Listing 1 shows a typical configuration scenario. The first line installs the bonding driver as a module in active-backup mode with a link-status check period of 100ms. Round-robin mode would use a mode parameter of 0. The first ifconfig sets the IP address for the bonding driver. The next two ifenslave commands enslave eth0 and eth1 to the bond0 device. The bond0 device takes the MAC address of the first slave configured in the bond, and this becomes the MAC address for all devices in the bond.

Listing 1. Typical Configuration Scenario

The networking stack talks to the bond0 device, which sends packets out over whichever slave device is appropriate, given the mode and availability status. In Listing 1, the mode is active-backup, and the active Ethernet device is eth0. Inactive Ethernet slaves have NOARP in the status line.

When a component fails, it is not enough to detect and mask the failure.
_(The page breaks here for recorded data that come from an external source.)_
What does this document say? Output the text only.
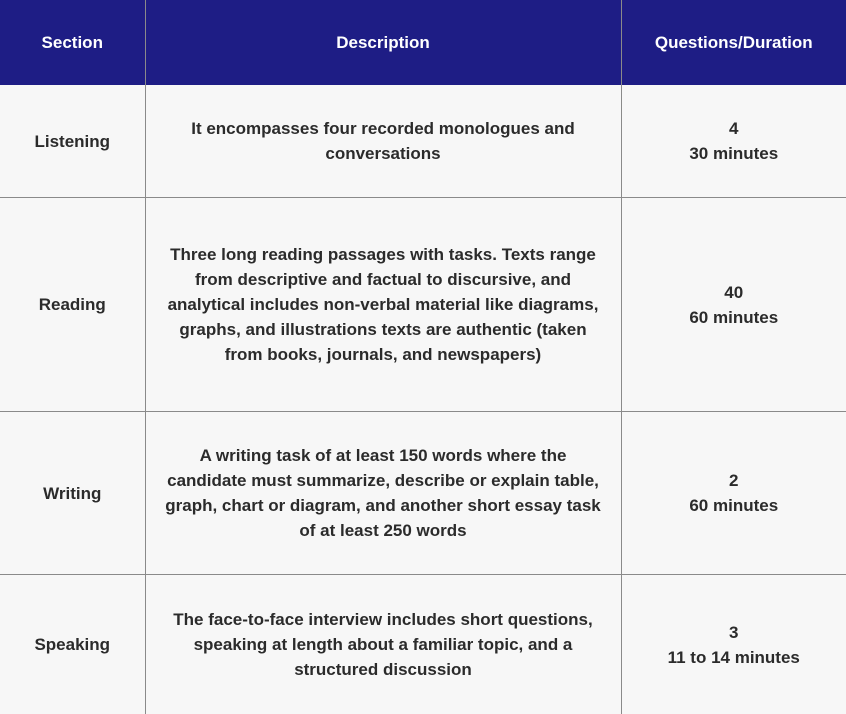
Section	Description	Questions/Duration
Listening	It encompasses four recorded monologues and conversations	4
30 minutes

Reading	Three long reading passages with tasks. Texts range from descriptive and factual to discursive, and analytical includes non-verbal material like diagrams, graphs, and illustrations texts are authentic (taken from books, journals, and newspapers)	40
60 minutes

Writing	A writing task of at least 150 words where the candidate must summarize, describe or explain table, graph, chart or diagram, and another short essay task of at least 250 words	2
60 minutes

Speaking	The face-to-face interview includes short questions, speaking at length about a familiar topic, and a structured discussion	3
11 to 14 minutes
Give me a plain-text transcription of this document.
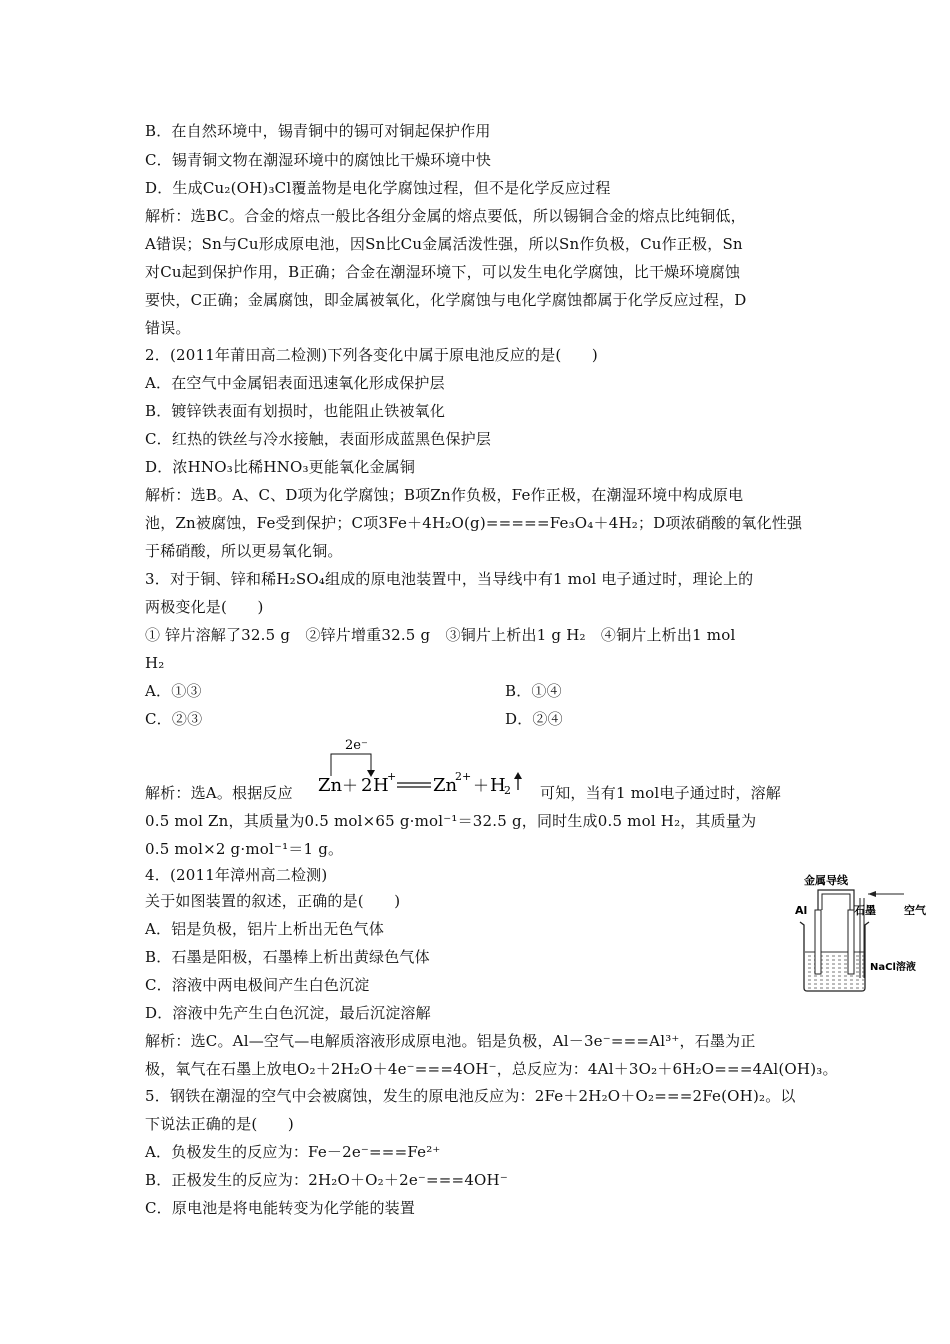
B．在自然环境中，锡青铜中的锡可对铜起保护作用
C．锡青铜文物在潮湿环境中的腐蚀比干燥环境中快
D．生成Cu₂(OH)₃Cl覆盖物是电化学腐蚀过程，但不是化学反应过程
解析：选BC。合金的熔点一般比各组分金属的熔点要低，所以锡铜合金的熔点比纯铜低，
A错误；Sn与Cu形成原电池，因Sn比Cu金属活泼性强，所以Sn作负极，Cu作正极，Sn
对Cu起到保护作用，B正确；合金在潮湿环境下，可以发生电化学腐蚀，比干燥环境腐蚀
要快，C正确；金属腐蚀，即金属被氧化，化学腐蚀与电化学腐蚀都属于化学反应过程，D
错误。
2．(2011年莆田高二检测)下列各变化中属于原电池反应的是(　　)
A．在空气中金属铝表面迅速氧化形成保护层
B．镀锌铁表面有划损时，也能阻止铁被氧化
C．红热的铁丝与冷水接触，表面形成蓝黑色保护层
D．浓HNO₃比稀HNO₃更能氧化金属铜
解析：选B。A、C、D项为化学腐蚀；B项Zn作负极，Fe作正极，在潮湿环境中构成原电
池，Zn被腐蚀，Fe受到保护；C项3Fe＋4H₂O(g)=====Fe₃O₄＋4H₂；D项浓硝酸的氧化性强
于稀硝酸，所以更易氧化铜。
3．对于铜、锌和稀H₂SO₄组成的原电池装置中，当导线中有1 mol 电子通过时，理论上的
两极变化是(　　)
① 锌片溶解了32.5 g　②锌片增重32.5 g　③铜片上析出1 g H₂　④铜片上析出1 mol
H₂
A．①③	B．①④
C．②③	D．②④
解析：选A。根据反应	可知，当有1 mol电子通过时，溶解
2e⁻
Zn ＋ 2 H
+ Zn
2+ ＋ H
2
0.5 mol Zn，其质量为0.5 mol×65 g·mol⁻¹＝32.5 g，同时生成0.5 mol H₂，其质量为
0.5 mol×2 g·mol⁻¹＝1 g。
4．(2011年漳州高二检测)
关于如图装置的叙述，正确的是(　　)
A．铝是负极，铝片上析出无色气体
B．石墨是阳极，石墨棒上析出黄绿色气体
C．溶液中两电极间产生白色沉淀
D．溶液中先产生白色沉淀，最后沉淀溶解
解析：选C。Al—空气—电解质溶液形成原电池。铝是负极，Al－3e⁻===Al³⁺，石墨为正
极，氧气在石墨上放电O₂＋2H₂O＋4e⁻===4OH⁻，总反应为：4Al＋3O₂＋6H₂O===4Al(OH)₃。
5．钢铁在潮湿的空气中会被腐蚀，发生的原电池反应为：2Fe＋2H₂O＋O₂===2Fe(OH)₂。以
下说法正确的是(　　)
A．负极发生的反应为：Fe－2e⁻===Fe²⁺
B．正极发生的反应为：2H₂O＋O₂＋2e⁻===4OH⁻
C．原电池是将电能转变为化学能的装置
金属导线
Al	石墨	空气
NaCl溶液
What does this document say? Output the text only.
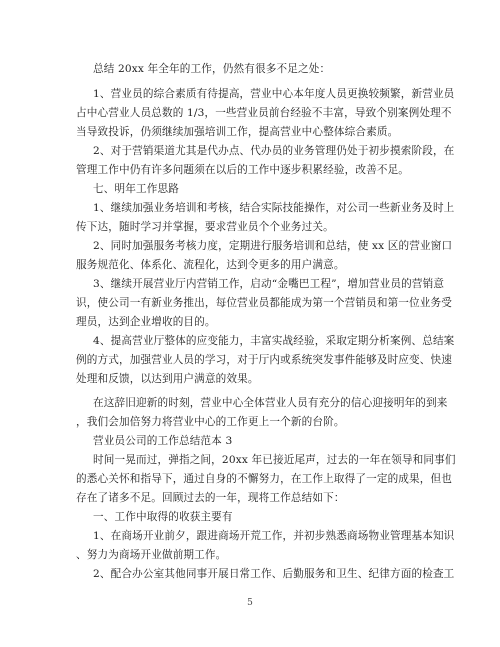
总结 20xx 年全年的工作，仍然有很多不足之处：
1、营业员的综合素质有待提高，营业中心本年度人员更换较频繁，新营业员
占中心营业人员总数的 1/3，一些营业员前台经验不丰富，导致个别案例处理不
当导致投诉，仍须继续加强培训工作，提高营业中心整体综合素质。
2、对于营销渠道尤其是代办点、代办员的业务管理仍处于初步摸索阶段，在
管理工作中仍有许多问题须在以后的工作中逐步积累经验，改善不足。
七、明年工作思路
1、继续加强业务培训和考核，结合实际技能操作，对公司一些新业务及时上
传下达，随时学习并掌握，要求营业员个个业务过关。
2、同时加强服务考核力度，定期进行服务培训和总结，使 xx 区的营业窗口
服务规范化、体系化、流程化，达到令更多的用户满意。
3、继续开展营业厅内营销工作，启动“金嘴巴工程”，增加营业员的营销意
识，使公司一有新业务推出，每位营业员都能成为第一个营销员和第一位业务受
理员，达到企业增收的目的。
4、提高营业厅整体的应变能力，丰富实战经验，采取定期分析案例、总结案
例的方式，加强营业人员的学习，对于厅内或系统突发事件能够及时应变、快速
处理和反馈，以达到用户满意的效果。
在这辞旧迎新的时刻，营业中心全体营业人员有充分的信心迎接明年的到来
，我们会加倍努力将营业中心的工作更上一个新的台阶。
营业员公司的工作总结范本 3
时间一晃而过，弹指之间，20xx 年已接近尾声，过去的一年在领导和同事们
的悉心关怀和指导下，通过自身的不懈努力，在工作上取得了一定的成果，但也
存在了诸多不足。回顾过去的一年，现将工作总结如下：
一、工作中取得的收获主要有
1、在商场开业前夕，跟进商场开荒工作，并初步熟悉商场物业管理基本知识
、努力为商场开业做前期工作。
2、配合办公室其他同事开展日常工作、后勤服务和卫生、纪律方面的检查工
5
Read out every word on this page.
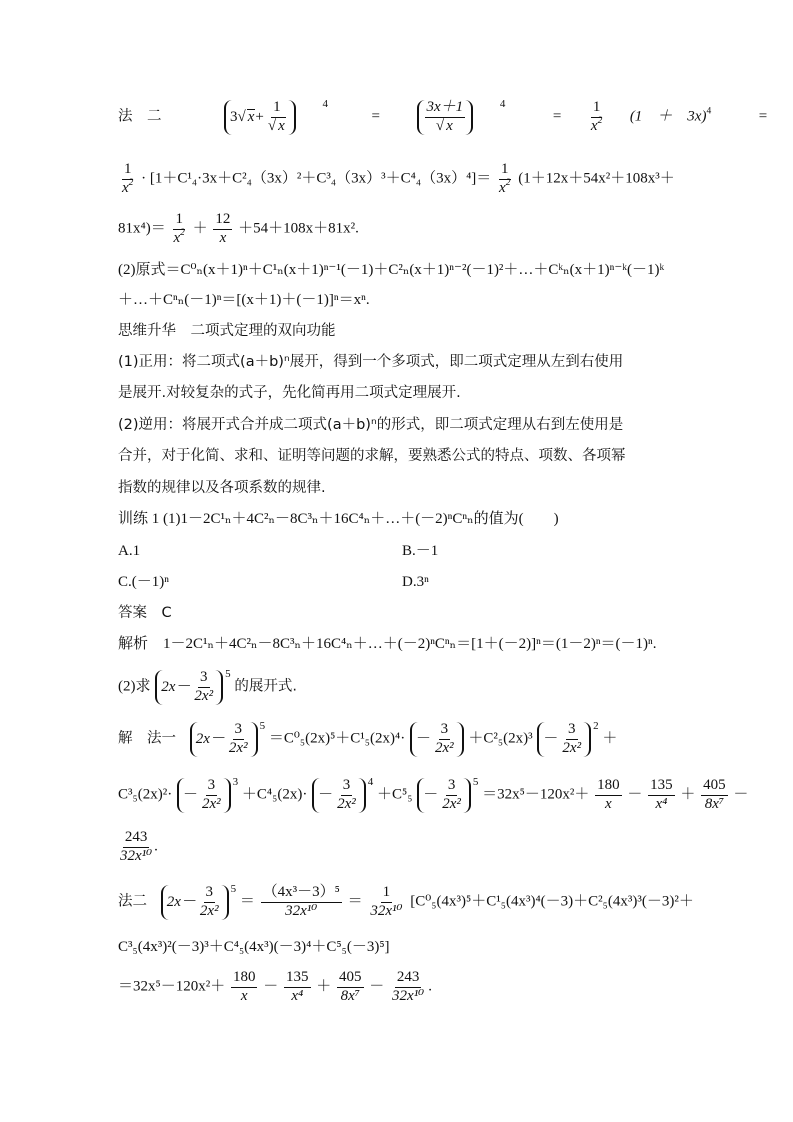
法　二	3 √ $x + \frac{1}{√ x}$	$^4$  =	$\frac{3x+1}{√ x}$	$^4 = \frac{1}{x^2} (1$　＋　3x)$^4$	=
$\frac{1}{x^2} \cdot [1+C^1_4\cdot 3x+C^2_4(3x)^2+C^3_4(3x)^3+C^4_4(3x)^4]= \frac{1}{x^2} (1+12x+54x^2+108x^3+$
$81x^4)= \frac{1}{x^2} + \frac{12}{x} +54+108x+81x^2$.
(2)原式＝C⁰ₙ(x＋1)ⁿ＋C¹ₙ(x＋1)ⁿ⁻¹(－1)＋C²ₙ(x＋1)ⁿ⁻²(－1)²＋…＋Cᵏₙ(x＋1)ⁿ⁻ᵏ(－1)ᵏ
＋…＋Cⁿₙ(－1)ⁿ＝[(x＋1)＋(－1)]ⁿ＝xⁿ.
思维升华　二项式定理的双向功能
(1)正用：将二项式(a＋b)ⁿ展开，得到一个多项式，即二项式定理从左到右使用
是展开.对较复杂的式子，先化简再用二项式定理展开.
(2)逆用：将展开式合并成二项式(a＋b)ⁿ的形式，即二项式定理从右到左使用是
合并，对于化简、求和、证明等问题的求解，要熟悉公式的特点、项数、各项幂
指数的规律以及各项系数的规律.
训练 1 (1)1－2C¹ₙ＋4C²ₙ－8C³ₙ＋16C⁴ₙ＋…＋(－2)ⁿCⁿₙ的值为(　　)
A.1	B.－1
C.(－1)ⁿ	D.3ⁿ
答案　C
解析　1－2C¹ₙ＋4C²ₙ－8C³ₙ＋16C⁴ₙ＋…＋(－2)ⁿCⁿₙ＝[1＋(－2)]ⁿ＝(1－2)ⁿ＝(－1)ⁿ.
(2)求 $2x- \frac{3}{\text{2x²}} ^5$ 的展开式.
解　法一 $2x- \frac{3}{\text{2x²}} ^5 =C^0_5(2x)^5+C^1_5(2x)^4\cdot - \frac{3}{\text{2x²}} +C^2_5(2x)^3 - \frac{3}{\text{2x²}} ^2$ ＋
$C^3_5(2x)^2\cdot - \frac{3}{\text{2x²}} ^3 +C^4_5(2x)\cdot - \frac{3}{\text{2x²}} ^4 +C^5_5 - \frac{3}{\text{2x²}} ^5 =32x^5-120x^2+ \frac{180}{x} - \frac{135}{\text{x⁴}} + \frac{405}{\text{8x⁷}}$ －
$\frac{243}{\text{32x¹⁰}}$ .
法二 $2x- \frac{3}{\text{2x²}} ^5 = \frac{\text{（4x³－3）⁵}}{\text{32x¹⁰}} = \frac{1}{\text{32x¹⁰}} [C^0_5(4x^3)^5+C^1_5(4x^3)^4(-3)+C^2_5(4x^3)^3(-3)^2+$
C³₅(4x³)²(－3)³＋C⁴₅(4x³)(－3)⁴＋C⁵₅(－3)⁵]
$=32x^5-120x^2+ \frac{180}{x} - \frac{135}{\text{x⁴}} + \frac{405}{\text{8x⁷}} - \frac{243}{\text{32x¹⁰}}$ .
The failing component must be repaired so that the next failure does not cause loss of service. For an Ethernet cable or hub or switch, it is usually a simple matter of replacing it with a working one. For an Ethernet board in a running computer, it is not always so simple.

The PCI Industrial Computer Manufacturers Group (PICMG) has created a set of standards for CompactPCI hardware and software that make it easier to replace defective hardware in a running system. With PICMG-compliant hardware and the proper drivers and dæmons, replacing a defective board in a running system is a simple matter of removing the defective board and replacing it with a working one.

PICMG standard 2.1 is a hardware standard that covers the mechanical and electrical requirements necessary to remove and/or plug in a board in a running system (hot swap). PICMG standard 2.12 is a software standard that covers the driver requirements to handle hot-swap events. The SourceForgePICMG hot-swap site has the hot-swap driver routines and HA dæmon for handling hot swapping.

Hot swap requires additional coordination with drivers and the PCI subsystem to handle PCI devices that come and go. When an Ethernet card fails and the operator wants to remove it, all he or she has to do is open the handle switch on the CompactPCI board, and this sends an ENUM# interrupt to the PICMG 2.12 driver, which calls to the routine registered to receive hot-swap events. This routine is responsible for notifying the driver for the card, removing the device from the kernel PCI tree and turning on the blue hot-swap LED on the board, which indicates to the operator that it is safe to remove the card. It also notifies the HA dæmon so that it can do any user-space actions necessary (such as removing an Ethernet device from a bond or removing a driver that is no longer used).

When a replacement card is inserted, it also causes an ENUM# interrupt, which gets routed to the same routine mentioned above. This routine is then responsible for inserting the device in the kernel PCI tree and notifying the HA dæmon that a new device has been inserted.